L’IA en action : un sénateur dévoile une révolution pour détecter les crimes avant qu’ils ne se produisent

Le sénateur Pierre-Jean Verzelen, représentant de l’Aisne, propose une transformation radicale des systèmes de surveillance urbaine grâce à l’intelligence artificielle. En lançant un projet législatif pour déployer la « vidéoprotection algorithmique », il vise à transformer les caméras municipales en outils capables d’identifier automatiquement les situations critiques et les infractions en temps réel.

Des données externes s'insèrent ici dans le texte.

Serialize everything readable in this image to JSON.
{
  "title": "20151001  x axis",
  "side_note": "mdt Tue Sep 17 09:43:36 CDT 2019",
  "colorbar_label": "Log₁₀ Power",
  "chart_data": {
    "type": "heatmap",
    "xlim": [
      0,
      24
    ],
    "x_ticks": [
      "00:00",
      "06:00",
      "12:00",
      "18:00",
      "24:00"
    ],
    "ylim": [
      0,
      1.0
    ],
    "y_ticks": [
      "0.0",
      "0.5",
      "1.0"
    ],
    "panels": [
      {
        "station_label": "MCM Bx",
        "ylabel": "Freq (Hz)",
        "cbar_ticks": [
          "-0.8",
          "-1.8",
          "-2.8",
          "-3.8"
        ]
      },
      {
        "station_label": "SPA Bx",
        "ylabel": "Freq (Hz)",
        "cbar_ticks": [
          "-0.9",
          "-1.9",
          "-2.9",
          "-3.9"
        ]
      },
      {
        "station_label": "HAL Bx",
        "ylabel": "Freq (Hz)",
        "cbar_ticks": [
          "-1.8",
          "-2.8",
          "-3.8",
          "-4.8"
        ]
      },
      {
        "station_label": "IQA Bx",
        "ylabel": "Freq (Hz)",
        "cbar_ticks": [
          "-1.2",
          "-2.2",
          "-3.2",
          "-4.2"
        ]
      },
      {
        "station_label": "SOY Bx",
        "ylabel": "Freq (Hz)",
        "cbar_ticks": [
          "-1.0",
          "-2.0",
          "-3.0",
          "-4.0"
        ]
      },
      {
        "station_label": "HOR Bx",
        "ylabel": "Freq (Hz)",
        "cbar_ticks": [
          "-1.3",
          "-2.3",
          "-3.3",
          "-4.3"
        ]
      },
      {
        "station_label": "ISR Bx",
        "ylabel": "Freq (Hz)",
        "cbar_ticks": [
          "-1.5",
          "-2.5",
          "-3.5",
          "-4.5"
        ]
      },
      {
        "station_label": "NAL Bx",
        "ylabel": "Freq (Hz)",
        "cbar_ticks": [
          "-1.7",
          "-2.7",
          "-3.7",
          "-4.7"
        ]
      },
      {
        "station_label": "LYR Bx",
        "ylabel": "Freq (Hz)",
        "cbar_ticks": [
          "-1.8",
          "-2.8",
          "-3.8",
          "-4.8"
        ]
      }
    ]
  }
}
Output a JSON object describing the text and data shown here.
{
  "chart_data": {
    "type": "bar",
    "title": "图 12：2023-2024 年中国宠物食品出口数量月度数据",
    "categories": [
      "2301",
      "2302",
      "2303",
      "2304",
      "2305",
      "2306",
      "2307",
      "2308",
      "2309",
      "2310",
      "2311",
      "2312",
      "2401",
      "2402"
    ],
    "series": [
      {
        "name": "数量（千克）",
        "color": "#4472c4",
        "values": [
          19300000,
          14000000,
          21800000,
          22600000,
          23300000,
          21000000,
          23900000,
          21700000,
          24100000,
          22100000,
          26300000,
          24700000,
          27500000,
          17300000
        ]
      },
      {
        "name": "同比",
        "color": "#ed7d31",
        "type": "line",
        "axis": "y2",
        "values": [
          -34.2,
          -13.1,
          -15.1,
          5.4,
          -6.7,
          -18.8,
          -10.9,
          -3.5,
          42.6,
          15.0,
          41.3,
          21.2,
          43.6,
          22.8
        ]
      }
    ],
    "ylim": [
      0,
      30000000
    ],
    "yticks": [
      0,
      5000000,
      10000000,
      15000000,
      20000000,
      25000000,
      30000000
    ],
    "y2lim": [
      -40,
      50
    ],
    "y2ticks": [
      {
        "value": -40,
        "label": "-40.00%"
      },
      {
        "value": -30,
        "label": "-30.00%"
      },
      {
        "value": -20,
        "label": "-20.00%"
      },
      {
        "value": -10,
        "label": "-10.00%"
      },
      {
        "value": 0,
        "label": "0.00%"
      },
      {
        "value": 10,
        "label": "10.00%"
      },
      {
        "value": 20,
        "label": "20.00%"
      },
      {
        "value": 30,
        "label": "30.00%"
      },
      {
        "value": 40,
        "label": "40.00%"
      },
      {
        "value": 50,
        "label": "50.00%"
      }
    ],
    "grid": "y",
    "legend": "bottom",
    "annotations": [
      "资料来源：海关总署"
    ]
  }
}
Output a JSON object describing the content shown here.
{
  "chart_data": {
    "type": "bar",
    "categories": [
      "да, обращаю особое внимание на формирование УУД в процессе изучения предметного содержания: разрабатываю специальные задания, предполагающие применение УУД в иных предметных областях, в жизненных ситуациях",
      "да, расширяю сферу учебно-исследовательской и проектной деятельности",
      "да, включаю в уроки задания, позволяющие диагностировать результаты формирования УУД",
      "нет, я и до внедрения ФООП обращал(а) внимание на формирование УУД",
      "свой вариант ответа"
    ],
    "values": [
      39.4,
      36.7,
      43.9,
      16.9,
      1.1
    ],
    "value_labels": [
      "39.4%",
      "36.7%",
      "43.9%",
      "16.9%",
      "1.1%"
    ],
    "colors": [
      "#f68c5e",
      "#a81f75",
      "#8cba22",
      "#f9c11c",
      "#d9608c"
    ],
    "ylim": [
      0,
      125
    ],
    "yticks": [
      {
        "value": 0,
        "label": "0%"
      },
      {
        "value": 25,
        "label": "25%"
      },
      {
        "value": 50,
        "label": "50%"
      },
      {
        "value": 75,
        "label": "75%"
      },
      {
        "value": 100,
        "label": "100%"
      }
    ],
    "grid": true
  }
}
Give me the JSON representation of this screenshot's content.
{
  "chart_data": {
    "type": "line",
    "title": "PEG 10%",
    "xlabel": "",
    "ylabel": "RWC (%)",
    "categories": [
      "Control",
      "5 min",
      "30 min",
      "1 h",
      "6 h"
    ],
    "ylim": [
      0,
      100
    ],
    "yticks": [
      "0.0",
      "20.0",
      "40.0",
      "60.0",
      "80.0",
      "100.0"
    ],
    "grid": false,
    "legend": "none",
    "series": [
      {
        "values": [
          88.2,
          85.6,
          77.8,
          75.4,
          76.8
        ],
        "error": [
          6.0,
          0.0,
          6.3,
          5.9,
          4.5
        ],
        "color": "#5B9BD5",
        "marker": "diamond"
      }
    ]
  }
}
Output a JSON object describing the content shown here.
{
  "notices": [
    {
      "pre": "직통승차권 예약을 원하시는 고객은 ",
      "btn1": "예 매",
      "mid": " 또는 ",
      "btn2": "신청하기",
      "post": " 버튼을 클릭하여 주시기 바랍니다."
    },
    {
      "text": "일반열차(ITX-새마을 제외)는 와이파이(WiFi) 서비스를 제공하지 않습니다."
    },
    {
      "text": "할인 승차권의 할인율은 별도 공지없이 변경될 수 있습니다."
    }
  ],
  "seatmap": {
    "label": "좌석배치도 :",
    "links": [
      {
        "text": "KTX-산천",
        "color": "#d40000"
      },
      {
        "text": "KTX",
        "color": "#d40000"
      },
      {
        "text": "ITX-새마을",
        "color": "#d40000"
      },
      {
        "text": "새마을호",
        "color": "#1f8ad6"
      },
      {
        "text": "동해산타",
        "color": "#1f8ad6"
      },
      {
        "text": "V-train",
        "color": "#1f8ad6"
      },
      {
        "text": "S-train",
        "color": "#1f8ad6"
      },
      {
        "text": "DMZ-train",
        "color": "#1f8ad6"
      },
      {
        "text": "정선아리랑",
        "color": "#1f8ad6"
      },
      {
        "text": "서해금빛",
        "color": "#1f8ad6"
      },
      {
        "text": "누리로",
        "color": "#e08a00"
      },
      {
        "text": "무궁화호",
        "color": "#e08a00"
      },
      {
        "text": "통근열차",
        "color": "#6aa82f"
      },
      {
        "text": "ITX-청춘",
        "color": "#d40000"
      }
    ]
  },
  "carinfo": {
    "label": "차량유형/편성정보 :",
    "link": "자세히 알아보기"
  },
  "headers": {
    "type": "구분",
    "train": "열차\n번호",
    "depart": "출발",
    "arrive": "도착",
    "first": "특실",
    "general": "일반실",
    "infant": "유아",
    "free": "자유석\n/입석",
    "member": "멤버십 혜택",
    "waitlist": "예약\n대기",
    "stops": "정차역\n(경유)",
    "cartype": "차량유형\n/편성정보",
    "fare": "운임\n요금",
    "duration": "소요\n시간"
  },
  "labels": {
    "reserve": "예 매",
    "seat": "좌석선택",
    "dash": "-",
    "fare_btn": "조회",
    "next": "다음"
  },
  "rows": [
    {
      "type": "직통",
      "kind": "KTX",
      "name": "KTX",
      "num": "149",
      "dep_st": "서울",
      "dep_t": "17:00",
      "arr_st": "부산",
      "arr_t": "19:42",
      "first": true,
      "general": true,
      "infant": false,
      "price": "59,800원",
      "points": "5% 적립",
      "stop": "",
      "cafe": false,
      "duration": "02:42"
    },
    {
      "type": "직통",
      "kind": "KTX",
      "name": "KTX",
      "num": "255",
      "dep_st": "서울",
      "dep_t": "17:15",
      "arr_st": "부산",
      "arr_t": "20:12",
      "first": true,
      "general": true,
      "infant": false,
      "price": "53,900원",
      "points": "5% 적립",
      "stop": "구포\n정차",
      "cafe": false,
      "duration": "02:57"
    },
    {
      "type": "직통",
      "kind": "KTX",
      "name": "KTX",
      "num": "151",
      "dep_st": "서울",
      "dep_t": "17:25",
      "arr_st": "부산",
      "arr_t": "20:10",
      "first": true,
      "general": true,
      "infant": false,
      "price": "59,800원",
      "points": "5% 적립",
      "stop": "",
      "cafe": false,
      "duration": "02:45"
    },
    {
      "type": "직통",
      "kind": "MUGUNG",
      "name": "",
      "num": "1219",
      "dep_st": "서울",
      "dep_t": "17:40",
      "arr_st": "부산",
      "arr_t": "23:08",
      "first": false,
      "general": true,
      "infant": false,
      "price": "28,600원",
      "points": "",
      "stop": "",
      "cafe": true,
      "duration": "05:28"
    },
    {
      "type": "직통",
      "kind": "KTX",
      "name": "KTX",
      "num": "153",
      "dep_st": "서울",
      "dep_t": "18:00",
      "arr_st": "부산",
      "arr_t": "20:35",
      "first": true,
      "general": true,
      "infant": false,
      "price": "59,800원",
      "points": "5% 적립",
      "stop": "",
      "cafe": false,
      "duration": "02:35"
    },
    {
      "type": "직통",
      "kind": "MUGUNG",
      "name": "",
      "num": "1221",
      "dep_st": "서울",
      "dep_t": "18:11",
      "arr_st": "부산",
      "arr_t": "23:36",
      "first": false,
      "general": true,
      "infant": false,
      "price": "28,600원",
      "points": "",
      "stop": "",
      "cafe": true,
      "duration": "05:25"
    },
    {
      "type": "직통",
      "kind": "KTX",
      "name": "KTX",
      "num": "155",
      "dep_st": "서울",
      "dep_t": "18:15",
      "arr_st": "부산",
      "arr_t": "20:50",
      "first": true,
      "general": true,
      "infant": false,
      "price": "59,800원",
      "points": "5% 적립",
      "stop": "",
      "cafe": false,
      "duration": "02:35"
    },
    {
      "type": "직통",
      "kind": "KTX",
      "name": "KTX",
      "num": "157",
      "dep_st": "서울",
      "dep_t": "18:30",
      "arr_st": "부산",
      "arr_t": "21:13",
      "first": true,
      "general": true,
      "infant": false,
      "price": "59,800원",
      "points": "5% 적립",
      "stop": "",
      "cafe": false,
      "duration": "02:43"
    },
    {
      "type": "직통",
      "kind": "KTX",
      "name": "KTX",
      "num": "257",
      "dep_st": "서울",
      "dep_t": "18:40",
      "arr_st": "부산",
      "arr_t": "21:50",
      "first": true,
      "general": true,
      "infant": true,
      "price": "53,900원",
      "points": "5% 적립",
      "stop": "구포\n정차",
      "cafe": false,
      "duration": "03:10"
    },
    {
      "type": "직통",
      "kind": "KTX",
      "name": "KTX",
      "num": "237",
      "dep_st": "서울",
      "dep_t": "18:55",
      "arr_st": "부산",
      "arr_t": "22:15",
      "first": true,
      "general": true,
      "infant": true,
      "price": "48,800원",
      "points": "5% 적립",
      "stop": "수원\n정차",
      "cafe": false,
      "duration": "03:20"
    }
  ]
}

Dans une ville comme Laon, où le réseau de surveillance actuel reste limité par l’expertise humaine, Olivier Girardot, directeur technique, souligne que « même avec des centrales de contrôle, un opérateur ne peut observer plus de huit caméras simultanément ». L’intelligence artificielle, selon lui, permettrait d’éviter les erreurs humaines et de détecter des actes illégaux : un délit en cours, une personne en danger ou même un incendie de forêt. « Avec l’algorithme, on sauverait des vies avant qu’une situation ne devienne irrémédiable », explique le sénateur, rappelant son expérience lors d’un événement critique à Crécy-sur-Serre.

Patrick Tacet, avocat spécialisé en droit pénal, met en garde contre les risques de dérives : « La réglementation européenne et nationale protège déjà les données personnelles, mais il est essentiel de distinguer la surveillance préventive de l’observation excessive ». Le projet de loi prévoit des règles strictes sur la conservation des images (maximum quinze jours) et les accès réservés aux autorités compétentes.

Pour le sénateur Verzelen, ce n’est pas une question de technologie mais de sécurité publique. « L’IA doit servir à prévenir, pas à contrôler », insiste-t-il. Son ambition : faire en sorte que cette révolution légale arrive avant les prochaines échéances politiques, avec l’appui d’un dialogue ouvert avec les futurs candidats à l’élection présidentielle.